Carole, qu’est-ce que cette expérience de tutrice t’a apporté ?

J’ai beaucoup encadré de volontaires dans mes expériences précédentes mais pas toujours de la manière dont j’aurais voulu le faire. Avec Lilou j’ai essayé de faire mieux et ça a été réussi ; ça m’a apporté beaucoup de satisfaction d’un point de vue personnel et professionnel.

Il faut savoir que j’ai moi-même fait un service civique en tant que volontaire il y a quelques années. Je l’avais vécu comme un tremplin pour trouver un travail par la suite et ça a marché. J’avais envie de rendre ce que j’avais vécu en quelque sorte : donner le plus de pistes possibles, aider à acquérir un bagage professionnel et des savoir-être, montrer comment ça peut bien fonctionner en collectif…

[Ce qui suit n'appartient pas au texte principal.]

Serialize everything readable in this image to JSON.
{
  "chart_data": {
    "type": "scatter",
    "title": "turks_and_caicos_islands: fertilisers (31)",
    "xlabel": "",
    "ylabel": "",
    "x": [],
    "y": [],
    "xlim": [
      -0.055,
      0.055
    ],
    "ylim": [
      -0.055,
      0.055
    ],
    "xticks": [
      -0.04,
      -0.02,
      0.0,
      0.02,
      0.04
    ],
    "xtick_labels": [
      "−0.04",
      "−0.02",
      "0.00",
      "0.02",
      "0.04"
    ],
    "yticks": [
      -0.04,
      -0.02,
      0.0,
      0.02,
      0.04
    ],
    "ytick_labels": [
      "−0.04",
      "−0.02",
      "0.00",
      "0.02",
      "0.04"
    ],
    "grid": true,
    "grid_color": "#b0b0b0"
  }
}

Et au CPIE, ou en tout cas au pôle EEDD, qu’est-ce que Lilou a apporté ?

Indéniablement de la fraîcheur, à travers son regard différent, plus neuf. Elle a contribué à la dynamique de groupe car elle a accompagné tout le monde. Elle a fait le lien entre des salarié·es qui sont beaucoup sur le terrain et ne font parfois que se croiser.

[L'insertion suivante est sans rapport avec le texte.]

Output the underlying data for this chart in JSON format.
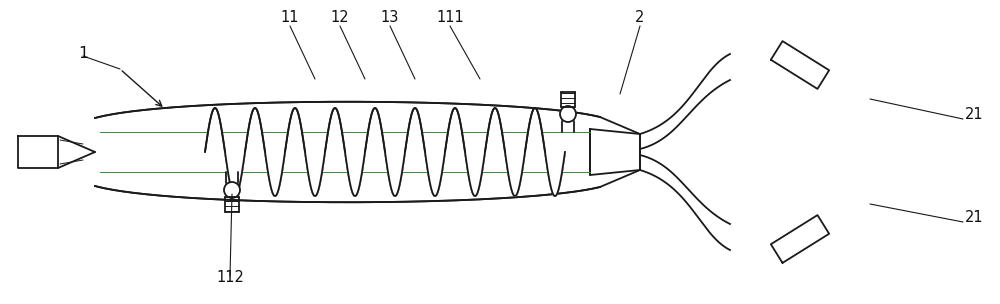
{
  "bg_color": "#ffffff",
  "line_color": "#1a1a1a",
  "line_width": 1.3,
  "thin_line": 0.7,
  "green_color": "#3a8a3a",
  "label_color": "#111111",
  "label_fontsize": 10.5,
  "figsize": [
    10.0,
    3.04
  ],
  "dpi": 100
}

#10 – Favoriser la dynamique d’équipe

Lilou, ton service civique se termine à la fin de la semaine. Avec quoi repars-tu au terme de ces 8 mois de mission ?

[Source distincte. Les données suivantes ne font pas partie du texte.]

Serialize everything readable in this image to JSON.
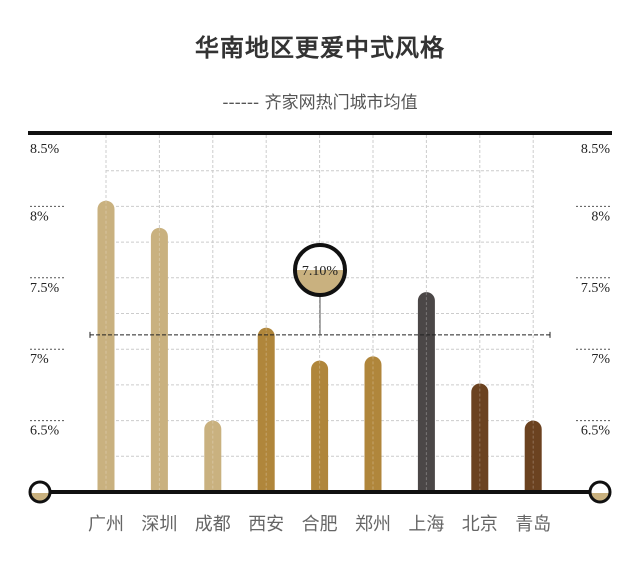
{
  "chart_data": {
    "type": "bar",
    "title": "华南地区更爱中式风格",
    "subtitle": "------ 齐家网热门城市均值",
    "categories": [
      "广州",
      "深圳",
      "成都",
      "西安",
      "合肥",
      "郑州",
      "上海",
      "北京",
      "青岛"
    ],
    "values": [
      8.04,
      7.85,
      6.5,
      7.15,
      6.92,
      6.95,
      7.4,
      6.76,
      6.5
    ],
    "colors": [
      "#c9b17f",
      "#c9b17f",
      "#c9b17f",
      "#b0863b",
      "#b0863b",
      "#b0863b",
      "#4b4747",
      "#6b4220",
      "#6b4220"
    ],
    "ylim": [
      6.0,
      8.5
    ],
    "yticks": [
      "6.5%",
      "7%",
      "7.5%",
      "8%",
      "8.5%"
    ],
    "ytick_values": [
      6.5,
      7,
      7.5,
      8,
      8.5
    ],
    "grid": true,
    "average": {
      "value": 7.1,
      "label": "7.10%"
    }
  }
}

Pas mal de compétences en animations. Des connaissances aussi : sur les perturbateurs endocriniens, l’alimentation, la biodiversité… Je suis plus au clair sur mon projet professionnel. J’ai appris à connaître plein de personnes super : c’était très riche humainement.

Quels sont tes projets pour la suite ?

Déjà partir en vacances quelques jours, au bord de la mer bien sûr.

Et à mon retour, chercher activement du travail en commençant par la liste d’associations qu’on a élaborée avec Carole.

Carole, pour finir, qu’as-tu envie de dire à Lilou pour la suite de son parcours ?

Je voudrais déjà la remercier pour ces 8 mois.

Elle a plein de connaissances, de compétences et une super attitude. Elle sait ce qu’elle veut, et ça a été réfléchi ; c’est une force. Il faut qu’elle se valorise et se fasse confiance. Je sais qu’elle va trouver du travail, même si ça prend du temps. Je ne m’en fais pas du tout pour Lilou et j’aurai plaisir à connaître la suite de son parcours.

Et toi Lilou que souhaites-tu dire à Carole pour terminer ?

C’est passé très vite mais on a vécu beaucoup de choses. Je garderai contact et je serai contente d’avoir des nouvelles.